Figure 5.. SMAD4-induced IR-resistance is partially rescued by pretreatment of autophagy inhibitor or ROS scavenger.

(A) Panc-1 cells were transfected with scrambled siRNA or SMAD4-specific siRNA for 72h. SMAD4 depletion was confirmed by Western blot. (B, C) Cells were pretreated with 10μM chloroquine (CQ) (B) or 3mM N-acetyl-L-cysteine (NAC) (C) for 1 h, and then treated with indicated doses of IR. Colony formation assays were conducted and more than 50 cells counted. Shown are the averages of triplicate samples. Standard errors are shown by error bars. The differences between the two groups selected to be compared were detected using repeated measures ANOVA. *, P < 0.05.

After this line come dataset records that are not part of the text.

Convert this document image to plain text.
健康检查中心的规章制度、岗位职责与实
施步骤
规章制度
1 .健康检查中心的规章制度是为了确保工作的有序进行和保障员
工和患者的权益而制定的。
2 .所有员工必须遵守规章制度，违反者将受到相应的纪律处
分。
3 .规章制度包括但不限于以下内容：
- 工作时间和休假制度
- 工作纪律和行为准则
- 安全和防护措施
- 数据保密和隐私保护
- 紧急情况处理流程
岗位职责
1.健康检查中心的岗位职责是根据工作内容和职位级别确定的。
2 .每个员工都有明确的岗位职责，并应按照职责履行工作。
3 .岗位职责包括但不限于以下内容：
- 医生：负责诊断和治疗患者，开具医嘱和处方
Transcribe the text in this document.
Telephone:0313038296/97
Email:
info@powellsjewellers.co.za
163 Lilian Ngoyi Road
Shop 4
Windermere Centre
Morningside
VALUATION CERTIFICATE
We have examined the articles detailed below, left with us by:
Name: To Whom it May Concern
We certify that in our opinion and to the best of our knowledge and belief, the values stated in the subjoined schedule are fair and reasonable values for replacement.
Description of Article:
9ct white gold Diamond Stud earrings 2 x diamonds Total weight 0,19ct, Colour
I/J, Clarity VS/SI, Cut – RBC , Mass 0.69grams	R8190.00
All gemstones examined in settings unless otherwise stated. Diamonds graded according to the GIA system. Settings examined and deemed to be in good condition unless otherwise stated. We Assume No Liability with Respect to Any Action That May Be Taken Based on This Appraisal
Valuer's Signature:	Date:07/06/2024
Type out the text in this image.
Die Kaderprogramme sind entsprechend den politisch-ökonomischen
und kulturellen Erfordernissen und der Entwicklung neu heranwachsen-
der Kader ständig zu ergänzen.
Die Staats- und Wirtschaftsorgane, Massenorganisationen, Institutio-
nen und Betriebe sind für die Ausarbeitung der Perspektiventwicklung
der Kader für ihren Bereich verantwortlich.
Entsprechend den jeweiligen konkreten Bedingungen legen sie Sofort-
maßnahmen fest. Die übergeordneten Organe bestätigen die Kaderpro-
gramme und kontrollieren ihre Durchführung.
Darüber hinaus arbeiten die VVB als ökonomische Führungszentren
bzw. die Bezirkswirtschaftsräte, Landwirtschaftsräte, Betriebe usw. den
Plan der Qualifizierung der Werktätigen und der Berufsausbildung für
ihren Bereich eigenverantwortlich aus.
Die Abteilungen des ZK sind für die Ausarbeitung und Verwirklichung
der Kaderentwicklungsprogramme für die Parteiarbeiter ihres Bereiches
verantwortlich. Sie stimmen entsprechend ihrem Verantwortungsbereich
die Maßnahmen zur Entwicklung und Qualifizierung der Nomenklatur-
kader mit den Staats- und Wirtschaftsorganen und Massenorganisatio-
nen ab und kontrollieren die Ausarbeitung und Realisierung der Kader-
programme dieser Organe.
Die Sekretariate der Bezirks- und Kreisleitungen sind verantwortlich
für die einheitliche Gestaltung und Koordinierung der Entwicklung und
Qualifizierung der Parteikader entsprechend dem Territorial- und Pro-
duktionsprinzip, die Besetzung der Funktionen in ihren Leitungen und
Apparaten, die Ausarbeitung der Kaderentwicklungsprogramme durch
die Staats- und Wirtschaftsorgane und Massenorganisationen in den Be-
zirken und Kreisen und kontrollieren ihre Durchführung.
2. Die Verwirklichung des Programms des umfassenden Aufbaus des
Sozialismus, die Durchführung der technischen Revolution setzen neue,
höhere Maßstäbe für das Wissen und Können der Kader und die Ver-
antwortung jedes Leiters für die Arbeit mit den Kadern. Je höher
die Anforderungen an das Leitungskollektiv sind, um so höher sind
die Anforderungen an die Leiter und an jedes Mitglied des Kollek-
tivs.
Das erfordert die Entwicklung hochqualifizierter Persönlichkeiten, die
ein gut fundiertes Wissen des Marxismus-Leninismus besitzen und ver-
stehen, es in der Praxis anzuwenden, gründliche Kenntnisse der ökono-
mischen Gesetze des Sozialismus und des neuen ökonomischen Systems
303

Figure 6.. SMAD4 depletion induced radio-resistance in an orthotopic pancreatic cancer mouse model.

(A) Schemes for the establishment and treatment of the pancreatic cancer orthotopic model. (B, C) Nude mice were injected with 1×106 Panc-1 cells infected with control retroviral vector, or shSMAD4 vector with 5% Matrigel into the pancreas. After 21 days, tumors were irradiated thrice with 4-Gy dose of IR every other day. The mice were sacrificed at day 42, and the tumors were isolated, weighed, and compared between the groups using ANOVA. (D) Immunohistochemistry (IHC) was performed on serial sections using antibodies against SMAD4, LC3 and g-H2AX in tumor tissues.